Pantas saja, lha wong mereka sendiri yang tidak membaca ,tidak mau mencari, tidak pengen tahu,tidak mau berkenalan dengan dunia timur. Mana mungkin mereka tahu jejak-jejak ulama Indonesia yang sudah go Internasional itu . Mana mungkin cahaya mentari dari timur menelusup ke Maroko ,kalau tembok tinggi didepan rumah belum dirobohkan?. Dalam dunia pendidikan dikenal proverb: Al’ilmu yu’ta wala ya’ti, ilmu itu harus di datangi,dicari ,bukan otomatis datang sendiri.
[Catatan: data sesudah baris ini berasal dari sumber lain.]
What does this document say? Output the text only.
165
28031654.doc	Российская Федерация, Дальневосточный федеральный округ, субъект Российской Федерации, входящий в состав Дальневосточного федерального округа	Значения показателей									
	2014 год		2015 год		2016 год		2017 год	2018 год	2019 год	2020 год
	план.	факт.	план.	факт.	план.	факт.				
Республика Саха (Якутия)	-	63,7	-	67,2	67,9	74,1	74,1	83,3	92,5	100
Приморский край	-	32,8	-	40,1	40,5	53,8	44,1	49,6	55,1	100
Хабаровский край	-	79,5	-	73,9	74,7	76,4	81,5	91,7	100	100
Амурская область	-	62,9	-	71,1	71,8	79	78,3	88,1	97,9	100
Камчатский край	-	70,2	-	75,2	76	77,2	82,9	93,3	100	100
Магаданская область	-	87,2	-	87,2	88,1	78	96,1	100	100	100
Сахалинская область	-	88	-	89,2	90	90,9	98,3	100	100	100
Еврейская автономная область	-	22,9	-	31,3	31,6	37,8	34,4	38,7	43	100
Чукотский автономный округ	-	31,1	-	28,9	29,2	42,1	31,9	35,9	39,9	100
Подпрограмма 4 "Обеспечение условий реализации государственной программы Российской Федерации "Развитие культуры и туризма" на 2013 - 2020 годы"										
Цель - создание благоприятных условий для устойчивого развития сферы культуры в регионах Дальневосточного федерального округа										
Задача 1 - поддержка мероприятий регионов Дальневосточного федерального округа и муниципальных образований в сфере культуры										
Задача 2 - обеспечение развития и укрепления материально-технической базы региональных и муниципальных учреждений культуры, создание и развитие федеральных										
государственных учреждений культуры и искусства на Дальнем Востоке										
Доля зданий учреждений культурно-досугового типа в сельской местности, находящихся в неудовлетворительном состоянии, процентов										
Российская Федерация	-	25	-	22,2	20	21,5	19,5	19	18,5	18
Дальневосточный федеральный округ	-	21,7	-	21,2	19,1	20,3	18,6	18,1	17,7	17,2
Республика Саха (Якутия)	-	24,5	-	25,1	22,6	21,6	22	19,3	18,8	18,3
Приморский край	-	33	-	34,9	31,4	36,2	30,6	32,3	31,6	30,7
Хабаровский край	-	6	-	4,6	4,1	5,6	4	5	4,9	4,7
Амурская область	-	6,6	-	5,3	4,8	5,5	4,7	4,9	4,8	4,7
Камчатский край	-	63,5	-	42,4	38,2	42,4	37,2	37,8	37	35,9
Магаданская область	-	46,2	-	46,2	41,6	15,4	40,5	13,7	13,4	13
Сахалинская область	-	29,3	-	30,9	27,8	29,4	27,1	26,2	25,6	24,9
Tetapi kritik beliau ini juga bisa menjadi motivasi bagi kita sebagai pelajar, Untuk terusmenggali , belajar, menyebarkan dan memperkenalkan peradaban teks yang go Internasional itu ke negri Maroko.Supaya hasil pemikiran ulama kita bisa meluas dan berkontribsi banyak terhadap dunia.